Pinterest and AWS sign US$ 4 billion dollar cloud service deal for AI expansion

Pinterest and AWS AI | Image courtesy: Amazon News
June 8, 2026 at 12:04 PM GMT+8

Pinterest has signed a US$ 4 billion cloud services deal with Amazon Web Services (AWS), as it expands its artificial intelligence capabilities. Pinterest and AWS have worked together since 2010, with AWS supporting the company’s core services and large-scale data operations. The new agreement expands that relationship as Pinterest increases investment in AI model training, inference and platform infrastructure. The investments will take place over a period of five years ending 2031.

 

According to a press release, Pinterest plans to expand its use of AWS Trainium chips for large language and vision-language models, while increasing deployment of AWS Graviton processors across its infrastructure to support Pinterest’s AI development, improve search and shopping features, and modernize the infrastructure behind its visual discovery platform.

 

Pinterest has accelerated its use of AI in recent years through advances in recommendation systems and multimodal models such as the recently launched Pinterest Assistant, a conversational discovery tool powered by vision-language models.

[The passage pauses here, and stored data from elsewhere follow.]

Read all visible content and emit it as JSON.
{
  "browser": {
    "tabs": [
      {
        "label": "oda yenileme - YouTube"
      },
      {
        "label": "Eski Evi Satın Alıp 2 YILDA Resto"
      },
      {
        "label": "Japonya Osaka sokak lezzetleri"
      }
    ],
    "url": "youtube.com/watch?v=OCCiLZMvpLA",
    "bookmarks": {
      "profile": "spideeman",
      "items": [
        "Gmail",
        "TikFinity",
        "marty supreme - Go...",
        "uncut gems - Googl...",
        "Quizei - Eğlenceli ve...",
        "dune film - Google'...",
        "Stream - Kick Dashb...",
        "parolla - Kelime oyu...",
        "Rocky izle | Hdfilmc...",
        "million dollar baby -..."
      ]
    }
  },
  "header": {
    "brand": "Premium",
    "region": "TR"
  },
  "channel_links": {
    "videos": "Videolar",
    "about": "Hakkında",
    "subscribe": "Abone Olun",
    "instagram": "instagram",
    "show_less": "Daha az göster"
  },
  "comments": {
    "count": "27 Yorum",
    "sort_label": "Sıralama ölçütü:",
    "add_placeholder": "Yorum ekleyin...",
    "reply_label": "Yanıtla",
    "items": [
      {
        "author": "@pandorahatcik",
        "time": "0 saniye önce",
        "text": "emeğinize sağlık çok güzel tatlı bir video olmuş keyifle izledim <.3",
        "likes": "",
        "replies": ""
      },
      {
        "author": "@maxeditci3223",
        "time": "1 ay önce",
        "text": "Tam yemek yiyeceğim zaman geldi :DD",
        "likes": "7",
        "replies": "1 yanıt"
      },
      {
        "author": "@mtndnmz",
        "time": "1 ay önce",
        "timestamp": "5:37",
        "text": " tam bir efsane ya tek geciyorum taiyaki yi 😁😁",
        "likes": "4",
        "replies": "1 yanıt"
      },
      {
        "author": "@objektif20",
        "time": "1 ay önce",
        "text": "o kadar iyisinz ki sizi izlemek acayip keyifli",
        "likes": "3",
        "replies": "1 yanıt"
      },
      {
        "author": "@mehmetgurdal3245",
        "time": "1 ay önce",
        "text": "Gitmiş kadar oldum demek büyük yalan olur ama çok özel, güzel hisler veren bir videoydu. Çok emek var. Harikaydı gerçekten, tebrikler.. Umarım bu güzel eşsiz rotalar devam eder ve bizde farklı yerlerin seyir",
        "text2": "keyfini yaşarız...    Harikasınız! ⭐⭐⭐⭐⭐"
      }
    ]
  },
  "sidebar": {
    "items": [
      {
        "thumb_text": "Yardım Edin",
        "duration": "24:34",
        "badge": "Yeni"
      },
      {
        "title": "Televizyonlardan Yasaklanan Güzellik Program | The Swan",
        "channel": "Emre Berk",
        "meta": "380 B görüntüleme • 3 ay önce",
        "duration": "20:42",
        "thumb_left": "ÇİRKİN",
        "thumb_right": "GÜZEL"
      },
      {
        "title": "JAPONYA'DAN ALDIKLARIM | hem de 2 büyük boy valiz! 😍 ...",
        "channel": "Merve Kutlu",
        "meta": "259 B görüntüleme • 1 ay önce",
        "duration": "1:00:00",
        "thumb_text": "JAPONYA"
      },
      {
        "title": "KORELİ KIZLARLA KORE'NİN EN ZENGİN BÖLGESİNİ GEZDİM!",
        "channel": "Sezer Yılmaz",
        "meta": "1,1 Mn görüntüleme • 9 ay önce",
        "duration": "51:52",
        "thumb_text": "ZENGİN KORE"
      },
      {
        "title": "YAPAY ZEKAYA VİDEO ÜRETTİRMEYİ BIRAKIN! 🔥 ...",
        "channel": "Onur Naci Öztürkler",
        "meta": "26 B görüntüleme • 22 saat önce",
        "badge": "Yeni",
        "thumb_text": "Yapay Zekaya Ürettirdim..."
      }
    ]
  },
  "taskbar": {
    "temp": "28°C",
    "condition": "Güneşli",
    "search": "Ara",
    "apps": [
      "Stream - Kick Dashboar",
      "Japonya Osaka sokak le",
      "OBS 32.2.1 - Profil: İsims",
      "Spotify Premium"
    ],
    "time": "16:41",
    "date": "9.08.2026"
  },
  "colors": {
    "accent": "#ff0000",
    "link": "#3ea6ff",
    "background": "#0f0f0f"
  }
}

Matt Madrigal, Chief Technology Officer, Pinterest, said, “Pinterest is heavily investing in AI to make discovery more personal, visual and actionable for the hundreds of millions of people who use our platform every month, this expanded commitment with AWS gives us the compute flexibility, hardware optionality, and infrastructure efficiency to accelerate our AI vision for the next generation of visual discovery on Pinterest.”

Dave Brown, SVP, Compute & ML Services, AWS, said, “AWS compute and purpose-built silicon like Trainium and Graviton give Pinterest the price-performance to train and run AI models at massive scale across both training and inference. This commitment provides Pinterest the AI infrastructure to move faster and deliver new experiences to users sooner.” 

The company also plans to continue migrating its computing environment to a Kubernetes-based architecture on Amazon Elastic Kubernetes Service (EKS), a move it said is intended to improve efficiency, reliability and software development speed across its platform, which serves more than 600 million monthly users.